His record-setting jump would stand more than half a century until Felix Baumgartner broke it, with the help of Kittinger. Baumgartner jumped 25,000 feet higher on Oct. 14, 2012.
In an interview with the Dayton Daily News, Kittinger, 85, shared memories of both historic jumps prior to a presentation Tuesday at a Aviation Trail Inc. event at the Presidential Banquet Center in Kettering.
Kittinger was an adviser to the Red Bull Stratos team that sponsored Baumgartner’s jump over the New Mexico desert and celebrated breaking his old record.
“I was delighted because we had all worked for that goal,” said Kittinger, who was inducted into the National Aviation Hall of Fame in 1997. “ I was delighted because it was safely done, he wasn’t hurt, and we had accomplished all of our objectives.”
The Red Bull Stratos capsule and pressure suit will be displayed at the National Museum of the U.S. Air Force between Jan. 24 to March 16, officials said. The museum has an exhibit about Kittinger’s jump, too.

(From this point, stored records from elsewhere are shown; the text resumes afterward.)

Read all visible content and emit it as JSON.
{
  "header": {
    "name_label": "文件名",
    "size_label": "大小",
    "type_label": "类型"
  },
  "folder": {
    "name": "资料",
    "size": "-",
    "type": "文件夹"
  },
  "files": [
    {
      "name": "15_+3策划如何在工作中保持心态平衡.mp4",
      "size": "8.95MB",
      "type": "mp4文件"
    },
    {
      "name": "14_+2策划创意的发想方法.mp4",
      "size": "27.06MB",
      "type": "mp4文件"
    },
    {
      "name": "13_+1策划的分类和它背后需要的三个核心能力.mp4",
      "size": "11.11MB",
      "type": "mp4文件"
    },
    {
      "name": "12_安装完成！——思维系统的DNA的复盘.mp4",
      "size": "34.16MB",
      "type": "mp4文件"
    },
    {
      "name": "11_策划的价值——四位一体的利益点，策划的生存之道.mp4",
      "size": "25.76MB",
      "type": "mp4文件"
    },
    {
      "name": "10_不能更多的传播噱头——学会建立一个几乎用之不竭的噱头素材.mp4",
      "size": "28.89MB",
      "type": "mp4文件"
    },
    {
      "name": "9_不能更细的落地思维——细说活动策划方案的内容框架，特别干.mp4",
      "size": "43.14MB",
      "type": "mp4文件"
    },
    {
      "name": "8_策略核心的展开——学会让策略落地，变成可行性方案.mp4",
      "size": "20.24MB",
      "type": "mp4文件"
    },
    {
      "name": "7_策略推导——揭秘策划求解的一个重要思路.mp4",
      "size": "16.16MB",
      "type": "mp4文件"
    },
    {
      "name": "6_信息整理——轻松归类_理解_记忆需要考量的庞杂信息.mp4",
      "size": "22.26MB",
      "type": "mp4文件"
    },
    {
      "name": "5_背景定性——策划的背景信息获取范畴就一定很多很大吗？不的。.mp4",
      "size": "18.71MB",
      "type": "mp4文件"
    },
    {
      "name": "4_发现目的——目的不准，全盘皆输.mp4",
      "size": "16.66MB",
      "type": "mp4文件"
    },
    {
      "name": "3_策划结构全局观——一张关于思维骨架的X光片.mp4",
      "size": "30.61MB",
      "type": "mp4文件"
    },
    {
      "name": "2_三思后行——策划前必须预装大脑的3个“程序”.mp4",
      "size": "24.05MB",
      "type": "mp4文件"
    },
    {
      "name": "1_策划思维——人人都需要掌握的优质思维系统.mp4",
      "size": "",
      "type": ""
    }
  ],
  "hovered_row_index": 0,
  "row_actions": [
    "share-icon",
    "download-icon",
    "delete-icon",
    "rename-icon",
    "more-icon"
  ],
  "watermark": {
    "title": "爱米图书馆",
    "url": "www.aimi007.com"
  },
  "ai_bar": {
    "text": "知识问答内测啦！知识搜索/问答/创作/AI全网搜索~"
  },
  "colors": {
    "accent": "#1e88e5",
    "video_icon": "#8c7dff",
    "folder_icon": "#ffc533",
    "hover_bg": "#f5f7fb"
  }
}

Since his descent, “almost every week or so, I would get an email, or a telephone call or a letter from somebody all over the world looking to beat my record,” Kittinger said. “I turned them all down because I didn’t want to get involved where somebody might get killed. Most of the people had no idea how hostile space is or how to accomplish the jump and all of them wanted to make one jump (at) maximum altitude.”
He said he was persuaded to work with Baumgartner and his team because of the promise the attempt would yield important science, such as a pressure suit for future space exploration. He was confident the descent out of the dark sky could happen safely with Baumgartner, who had logged 2,500 parachute jumps.
Baumgartner reached 843 miles per hour, or Mach 1.25, and descended 127,852 feet, according to mission figures.
“He went extremely fast,” Kittinger said. “When he went supersonic, he did not feel it, but people on the ground heard the boom …. the supersonic boom. He had no way of knowing when he went supersonic because he was falling in a vacuum. There’s no air there.”
Kittinger kept radio communications with Baumgartner while he fell to Earth. “But he never talked and I kept encouraging him to talk, but he was very busy,” Kittinger said.
Baumgartner spun at 60 revolutions per minute. “Even though he was an experienced skydiver, he could not control the spinning,” Kittinger said. Once Baumgartner’s parachute popped open, he started to talk to Kittinger.
The experience proved what Kittinger had known since 1960: A drogue parachute attached to a main parachute stabilizes objects falling to earth. That knowledge led to drogue chutes on ejection seats in military jets, he said. The supersonic descent did not adversely affect Baumgartner’s body, Kittinger said.
Kittinger, a former fighter pilot and POW in Vietnam, served 29 years in the Air Force. Both in military and civilian cockpits, he has tallied 16,800 hours in the air in 93 different aircraft.